I got a helpful email from Ron van Weverwijk pointing out that constructing a Cypher query every time does not give the best performance. I didn’t know at the time that this would also solve another problem. The problem is the Neo4j desktop app crashing after approximately 1500 requests.
In a previous blog, I used python to construct a query with a merge for every synonym I wanted to add.
Every time a new query is sent to the Neo4j database, it needs to be transformed into an execution plan. But Neo4j caches the last 1000 queries for reuse, meaning if you send a query that is cached, the optimization can be skipped. This is why the advice is to make 1 query with parameters and reuse it every time.
For this, the Python for loop needs to be replaced with Cypher Unwind and the Python f-string with Cypher parameters. This gives us the following query.

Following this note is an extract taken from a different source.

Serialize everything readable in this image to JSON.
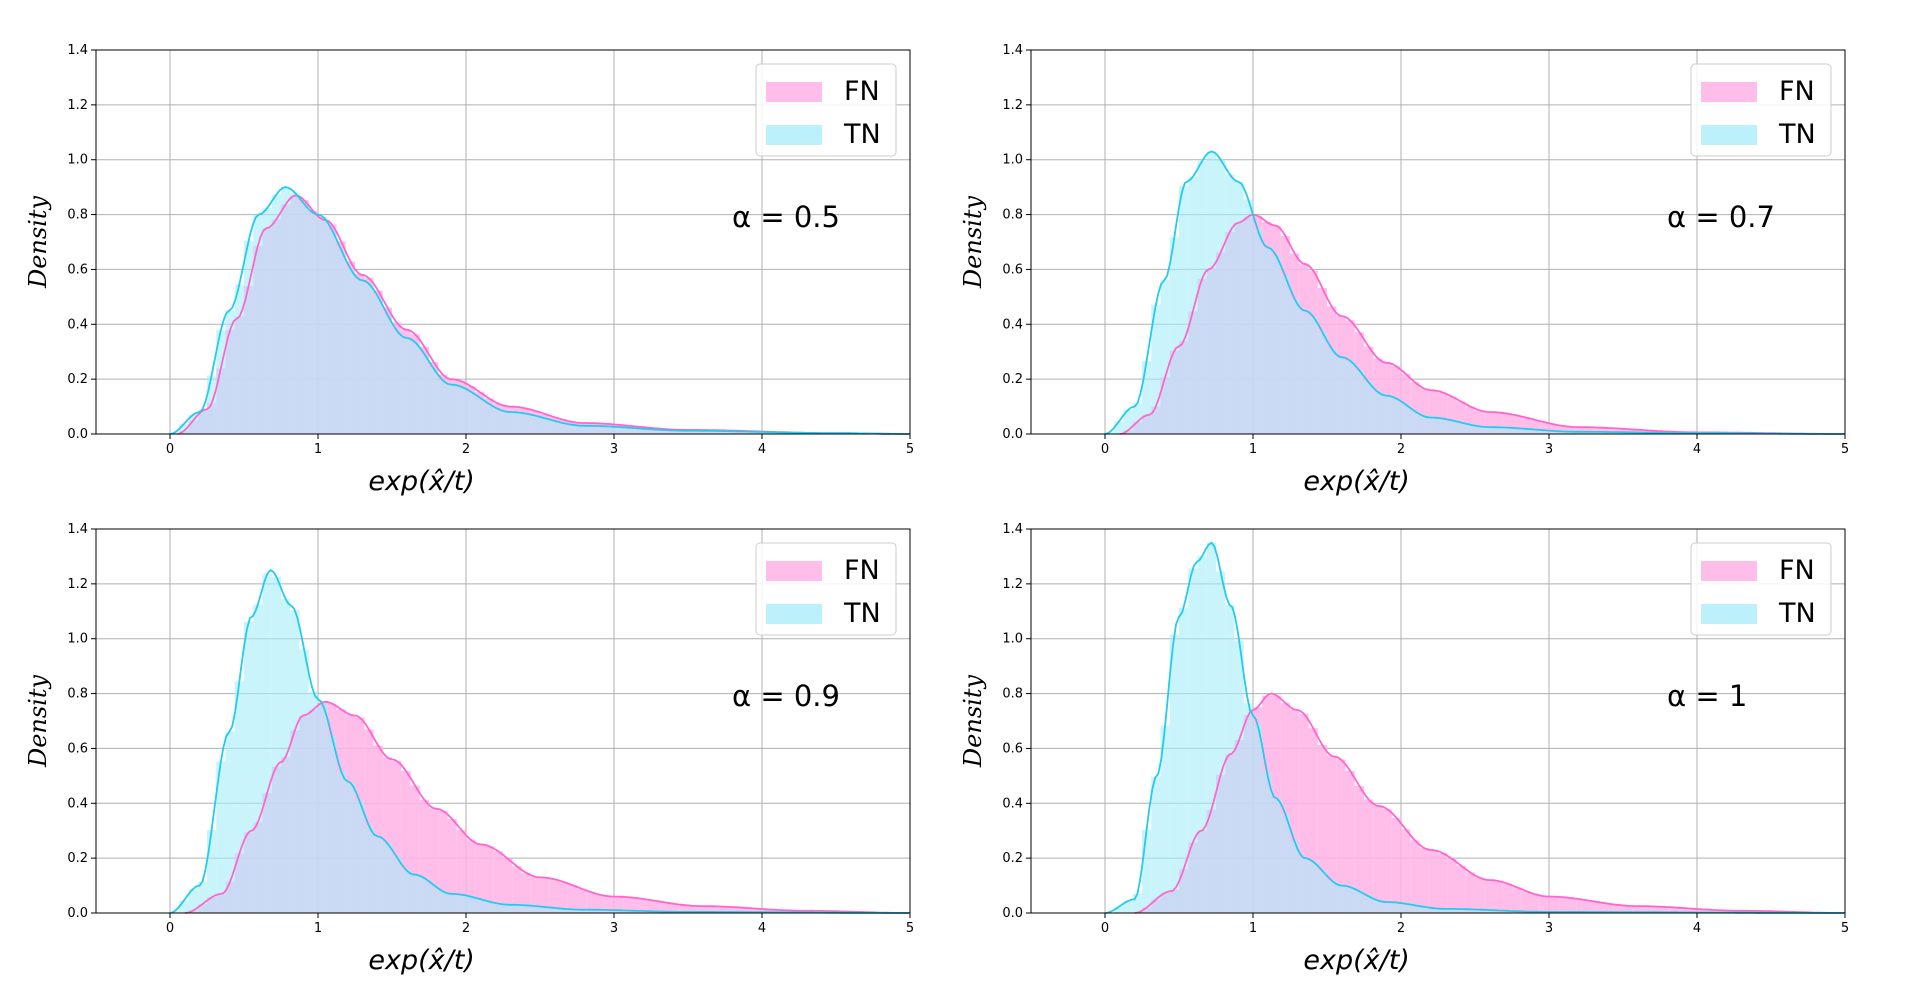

I know better than to believe a stranger on the internet with advice or documentation. So I constructed some experiments to find out what benefits I got from rewriting it.
Effect of Unwind
In a completely empty database, I created 1 compound with 16 synonyms in the same way as I did before and also with the new method. This is repeated a thousand times without emptying the database or restarting it. This means only the first time the query needs to be optimized, after that the cached query could be used.
median time: 0.001029s
mean time: 0.002305s
median time: 0.001006s
mean time: 0.001609s
It seems the unwind and constructed perform the same in most cases but the constructed query has more extreme cases, resulting in similar medians but different means for the measured execution times.
Effect of Caching
To test the effect of caching 999 unique compounds with synonyms are sent because 1 of the 1000 compounds did not work out the way I hoped…
The rest of the experiment is the same.
median time: 0.04199s
mean time: 0.19140s
median time: 0.03316s
mean time: 0.03744s
Here we see a way clearer benefit. The new method will improve performance and thus will be implemented.
The new method is a clear improvement, constructing a new query per request was a bad idea. Using the backend function with the new method on the more than 5000 requests that crashed with the old method, now it works. It still takes more than 5 hours, including scraping and cleaning the data.